Emma Marcegaglia e Aurelio Regina

Emma Marcegaglia, presidente di Confindustria, e Aurelio Regina, presidente di Unindustria

Quei 2.500 imprenditori presenti sembrano essere un segnale che la fiducia nel sistema impresa c’è. Quello che i manager rivendicano è la poca soddisfazione per le risposte date dalla politica in tempo di crisi. Per il presidente di Unindustria Aurelio Regina il 2011 “non ci sta dando le soddisfazioni che crediamo di meritare” aggiungendo inoltre che l’anno appena passato non è stato “meno difficile del 2009”. Insomma, Regina chiede interventi chiari e risolutivi per far partire al meglio un anno che, almeno per il momento, sembra rimasto ai nastri di partenza. “Siamo stanchi di continui cambiamenti nei nostri interlocutori - afferma deciso - e soffriamo dell'opacità con cui molte amministrazioni locali si trovano oggi ad operare. La pubblica amministrazione registra un turnover inarrestabile a livello dirigenziale”.
Il presidente di Unindustria, l'unione degli industriali di Roma, Viterbo, Frosinone e Rieti parla dal parco a tema del Rainbow MagicLand, scelto come luogo da cui far partire l'avventura di Unindustria. (”È il frutto del grande investimento dei privati. Un'impresa che, da sola, ha investito oltre 300 milioni di euro e che darà lavoro a 2.000 addetti”). Ma il suo discorso non arriva, almeno direttamente, al premier Silvio Berlusconi e al ministro dello Sviluppo economico Paolo Romani, rappresentanti di primo piano attesi fino a all’ultimo a Valmontone e alla fine assenti per impegni istituzionali. E questa assenza, come quella del ministro dell’Economia, Giulio Tremonti, pesa forse più dei grandi manager assenti come Caltagirone, Scaroni, Conti, Guarguaglini, Moretti e Palenzona. Manca anche il presidente della Regione Lazio, Renata Polverini, mentre sono presenti rappresentanti istituzionali come Gianni Letta, Gianni Alemanno, Nicola Zingaretti e Giuseppe Pecoraro.
A questi, soprattutto al sottosegretario Gianni Letta. Regina affida le rivendicazioni degli industriali che partono da due obiettivi: serve “fissare subito nell'agenda del governo la riforma fiscale e quella del mercato del lavoro. Non è più una richiesta - afferma - è un'urgenza irrimandabile. Il congelamento di 27 milioni di euro di fondi destinati alla cultura incide sui già esigui finanziamenti del Fus. Un provvedimento che compromette l'attività di istituzioni storiche quali, solo a Roma, l'Accademia di Santa Cecilia, il Teatro dell'Opera, Cinecittà Luce”.
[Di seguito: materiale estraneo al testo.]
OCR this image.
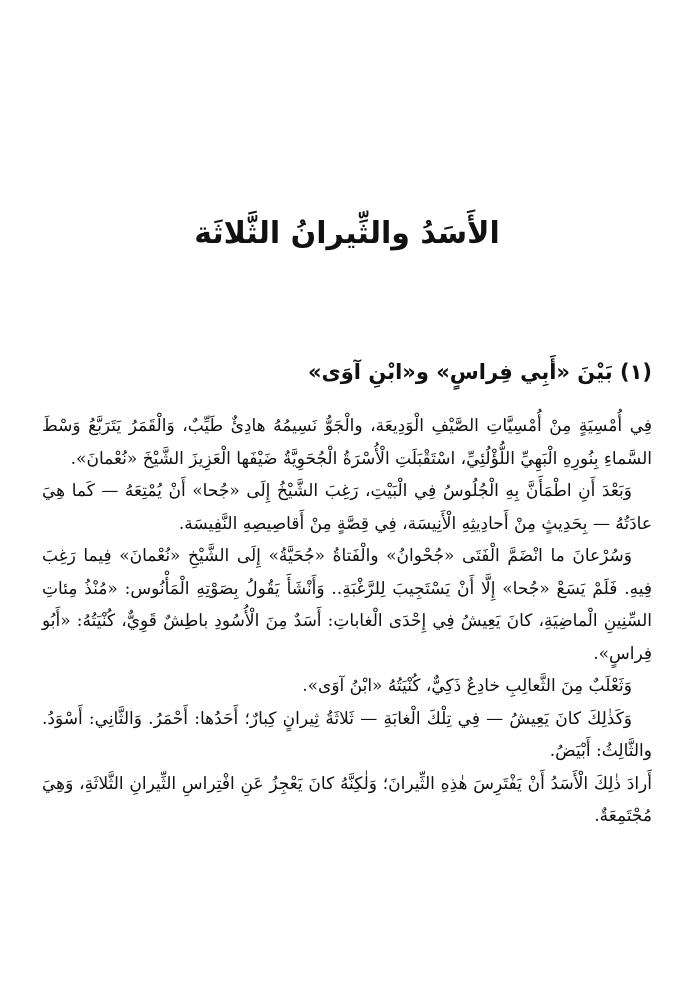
الأَسَدُ والثِّيرانُ الثَّلاثَة
(١) بَيْنَ «أَبِي فِراسٍ» و«ابْنِ آوَى»

فِي أُمْسِيَةٍ مِنْ أُمْسِيَّاتِ الصَّيْفِ الْوَدِيعَة، والْجَوُّ نَسِيمُهُ هادِئٌ طَيِّبٌ، وَالْقَمَرُ يَتَرَبَّعُ وَسْطَ السَّماءِ بِنُورِهِ الْبَهِيِّ اللُّؤْلُئِيِّ، اسْتَقْبَلَتِ الْأُسْرَةُ الْجُحَوِيَّةُ ضَيْفَها الْعَزِيزَ الشَّيْخَ «نُعْمانَ».

وَبَعْدَ أَنِ اطْمَأَنَّ بِهِ الْجُلُوسُ فِي الْبَيْتِ، رَغِبَ الشَّيْخُ إِلَى «جُحا» أَنْ يُمْتِعَهُ — كَما هِيَ عادَتُهُ — بِحَدِيثٍ مِنْ أَحادِيثِهِ الْأَنِيسَة، فِي قِصَّةٍ مِنْ أَقاصِيصِهِ النَّفِيسَة.

وَسُرْعانَ ما انْضَمَّ الْفَتَى «جُحْوانُ» والْفَتاةُ «جُحَيَّةُ» إِلَى الشَّيْخِ «نُعْمانَ» فِيما رَغِبَ فِيهِ. فَلَمْ يَسَعْ «جُحا» إِلَّا أَنْ يَسْتَجِيبَ لِلرَّغْبَةِ.. وَأَنْشَأَ يَقُولُ بِصَوْتِهِ الْمَأْنُوس: «مُنْذُ مِئاتِ السِّنِينِ الْماضِيَةِ، كانَ يَعِيشُ فِي إِحْدَى الْغاباتِ: أَسَدٌ مِنَ الْأُسُودِ باطِشٌ قَوِيٌّ، كُنْيَتُهُ: «أَبُو فِراسٍ».

وَثَعْلَبٌ مِنَ الثَّعالِبِ خادِعٌ ذَكِيٌّ، كُنْيَتُهُ «ابْنُ آوَى».

وَكَذٰلِكَ كانَ يَعِيشُ — فِي تِلْكَ الْغابَةِ — ثَلاثَةُ ثِيرانٍ كِبارٌ؛ أَحَدُها: أَحْمَرُ. وَالثَّانِي: أَسْوَدُ. والثَّالِثُ: أَبْيَضُ.

أَرادَ ذٰلِكَ الْأَسَدُ أَنْ يَفْتَرِسَ هٰذِهِ الثِّيرانَ؛ وَلٰكِنَّهُ كانَ يَعْجِزُ عَنِ افْتِراسِ الثِّيرانِ الثَّلاثَةِ، وَهِيَ مُجْتَمِعَةٌ.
La risposta di Gianni Letta a Regina

Poi lo sguardo in avanti alle Olimpiadi del 2020, ma anche al Giubileo del 2025, “un evento certo a cui Roma e il Lazio devono prepararsi per tempo”. In sala gli imprenditori ascoltano e applaudono, soprattutto quando viene letto il messaggio inviato loro dal Capo dello Stato Giorgio Napolitano. “Il sistema imprenditoriale di Roma e del Lazio è chiamato ad una sfida strategica contribuendo a un rilancio di settori chiave del suo territorio - scrive il presidente della Repubblica - ivi compresa la candidatura olimpica per il 2020, le energie pulite, le infrastrutture materiali e immateriali, con particolare riguardo a quelle ad elevato contenuto tecnologico”.